With galvanized pipes, scale and rust can flake off as the water rushes through. All that sediment ends up in the screens on your faucets (aerators), shower heads and even the washing machine hoses. My guess is that, while the showerhead seems to have poor flow, the tub spout is fine, right? That's because there's no screens (usually) in the tub spouts.

tzzzz216 05-02-2007 04:01 PM

For a quick fix , maybe ? check out all of the areators on your faucets they maybe clogged a little, or go out and turn off & on your meter a few times your meter may have trash in it if it was off for sometime , But I would replace your main all the way where it turns in to copper and any valves .

NateHanson 05-02-2007 04:40 PM

The way it worked in my town (I don't know if this is standard or not) was that there was a problem with the valve, and the town would fix that and replace the meter for free. BUT they required that I replace the lead service (on my dime) before they'd fix the valve and turn the water back on.

Quote:

Originally Posted by mnp13 (Post 43148)
Do you mean that the main valve in my home is technically the property of the town? So I would have to pay to re-run the line from the street to the meter/valve (because that's mine) but they replace the actual valve (because that's theirs)??

I don't want to be lucky.


brownie 05-02-2007 06:57 PM

Quote:

Originally Posted by mnp13 (Post 43141)
We recently closed on an 1873 home.
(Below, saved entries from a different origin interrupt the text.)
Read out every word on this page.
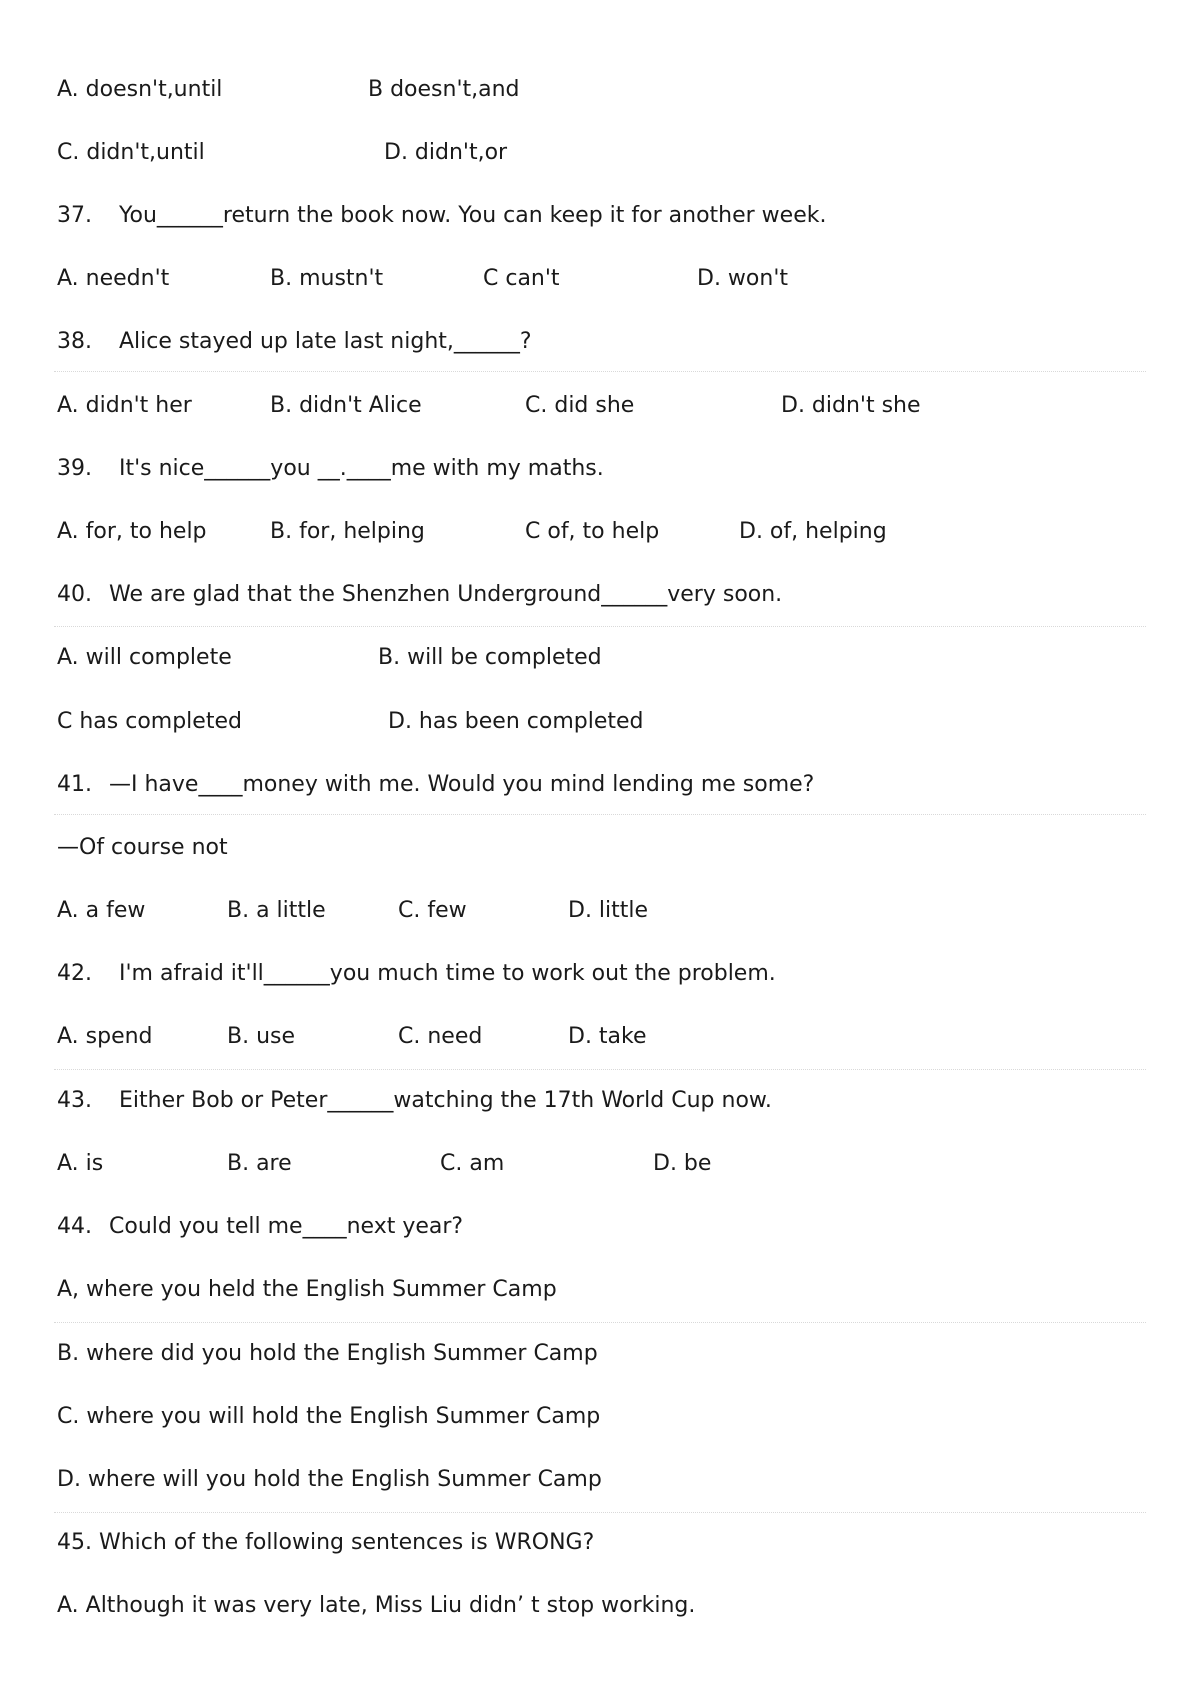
A. doesn't,until	B doesn't,and
C. didn't,until	D. didn't,or
37. You______return the book now. You can keep it for another week.
A. needn't	B. mustn't	C can't	D. won't
38. Alice stayed up late last night,______?
A. didn't her	B. didn't Alice	C. did she	D. didn't she
39. It's nice______you __.____me with my maths.
A. for, to help	B. for, helping	C of, to help	D. of, helping
40. We are glad that the Shenzhen Underground______very soon.
A. will complete	B. will be completed
C has completed	D. has been completed
41. —I have____money with me. Would you mind lending me some?
—Of course not
A. a few	B. a little	C. few	D. little
42. I'm afraid it'll______you much time to work out the problem.
A. spend	B. use	C. need	D. take
43. Either Bob or Peter______watching the 17th World Cup now.
A. is	B. are	C. am	D. be
44. Could you tell me____next year?
A, where you held the English Summer Camp
B. where did you hold the English Summer Camp
C. where you will hold the English Summer Camp
D. where will you hold the English Summer Camp
45. Which of the following sentences is WRONG?
A. Although it was very late, Miss Liu didn’ t stop working.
I'm pretty sure the water meter is from 1874. (Ok, not literally, but it's pretty old.) A lot of the pipes have been switched over to copper, but the main line into the house is galvenized, and it's galvenized out of the meter as well. there is one section in the basement that is copper, back to galvenized, then copper again. :confused1:

There is some water pressure in the kitchen sink, but every other faucet in the house has almost no pressure... and forget the shower, it is barely a sprinkle. Funny enough, the pipes to the shower are all copper.

I know we should probably replace the meter, and the shut off valve for the house doesn't actually shut off, so that needs to be replaced as well. What are the options to actually get more pressure though?
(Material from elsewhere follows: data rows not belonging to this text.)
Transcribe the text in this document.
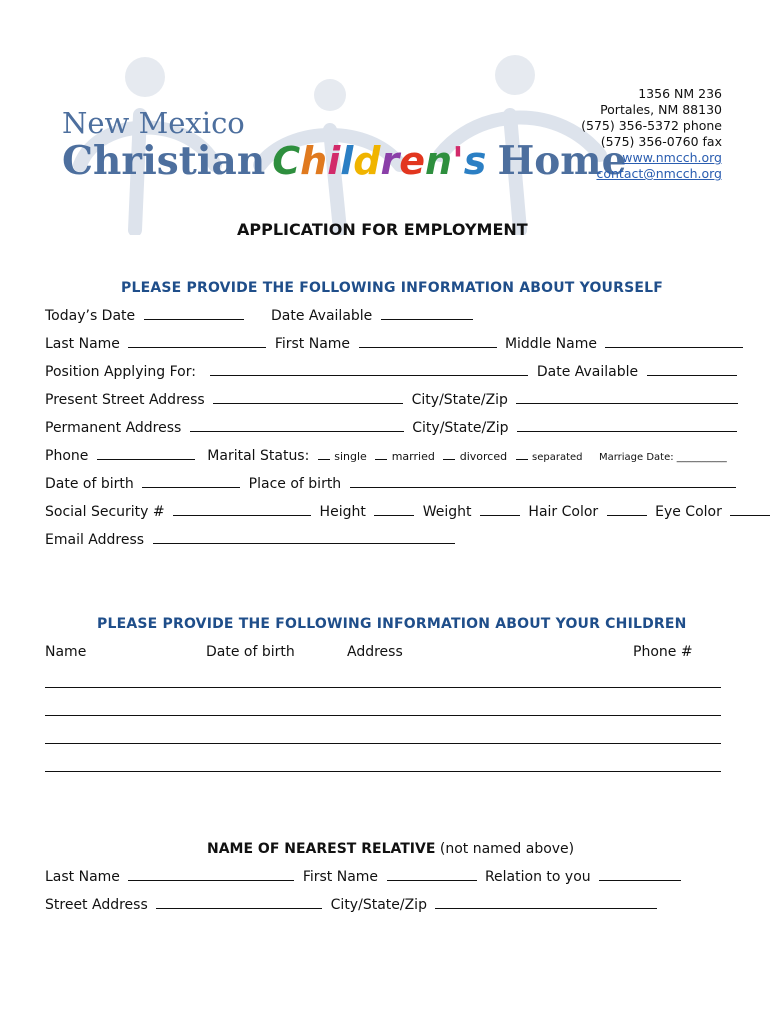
New Mexico
Christian Children's Home
1356 NM 236
Portales, NM 88130
(575) 356-5372 phone
(575) 356-0760 fax
www.nmcch.org
contact@nmcch.org
APPLICATION FOR EMPLOYMENT
PLEASE PROVIDE THE FOLLOWING INFORMATION ABOUT YOURSELF
Today’s Date	Date Available
Last Name	First Name	Middle Name
Position Applying For:	Date Available
Present Street Address	City/State/Zip
Permanent Address	City/State/Zip
Phone	Marital Status: single married divorced separated Marriage Date: __________
Date of birth	Place of birth
Social Security #	Height	Weight	Hair Color	Eye Color
Email Address
PLEASE PROVIDE THE FOLLOWING INFORMATION ABOUT YOUR CHILDREN
Name	Date of birth	Address	Phone #
NAME OF NEAREST RELATIVE (not named above)
Last Name	First Name	Relation to you
Street Address	City/State/Zip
Have the city come out and shut the (curb stop) the valve outside your house. Install a new main valve in the house(use a ball valve). Then have the water dept. run a test on your meter and clean it Galvenized
pipe have a bad habit of scaling and pluging water meters. Now that you have a new ball valve you can install new line in your spare time.

If you have a lead service line it might be a good idea to change it.
It's not a bad job, the city is responsible from the corp to the curb stop. You from the curb stop to the house. If you are able to dig a 48"trench you can do the job yourself. Don't use plastic service line, use copper. You can't thaw a plastic line. You can copper .:thumbsup:

mnp13 05-03-2007 12:06 PM

I already tried replacing the shower head, and it didn't do any good. The tub barely has any pressure either. The bathroom sink has old faucets, so there aren't any screens to check. There is zero pressure on the outside spigot either, so we can't even entertain the idea of using a hose for anything.

I'll call the town about a new meter, that's an excellent idea. I'm actually starting to wonder if the inside shut off is partially blocked, so I can't shut it off, but it also can't open.

As for the main supply line, it goes out the side of my house and under my paved driveway... I'm gonna go cry now...

brownie 05-03-2007 12:28 PM

Have the city check the curb stop it might not be open all the way. I've seen it happen.Have them close the curb stop and replace your main line valve. That needs to be done. Clean that meter I think that is your problem.:thumbsup: Then replace all Galv. line in your house.
Check that meter before you break concrete.:thumbup:

Good Luck

Longtooth 05-03-2007 02:32 PM

Quote:

Originally Posted by mnp13 (Post 43141)
there is one section in the basement that is copper, back to galvenized, then copper again. :confused1:

this would be a good place to start your repair. dis-similar metals cause electrolysis which can close the inside of the pipe, thus limiting your supply.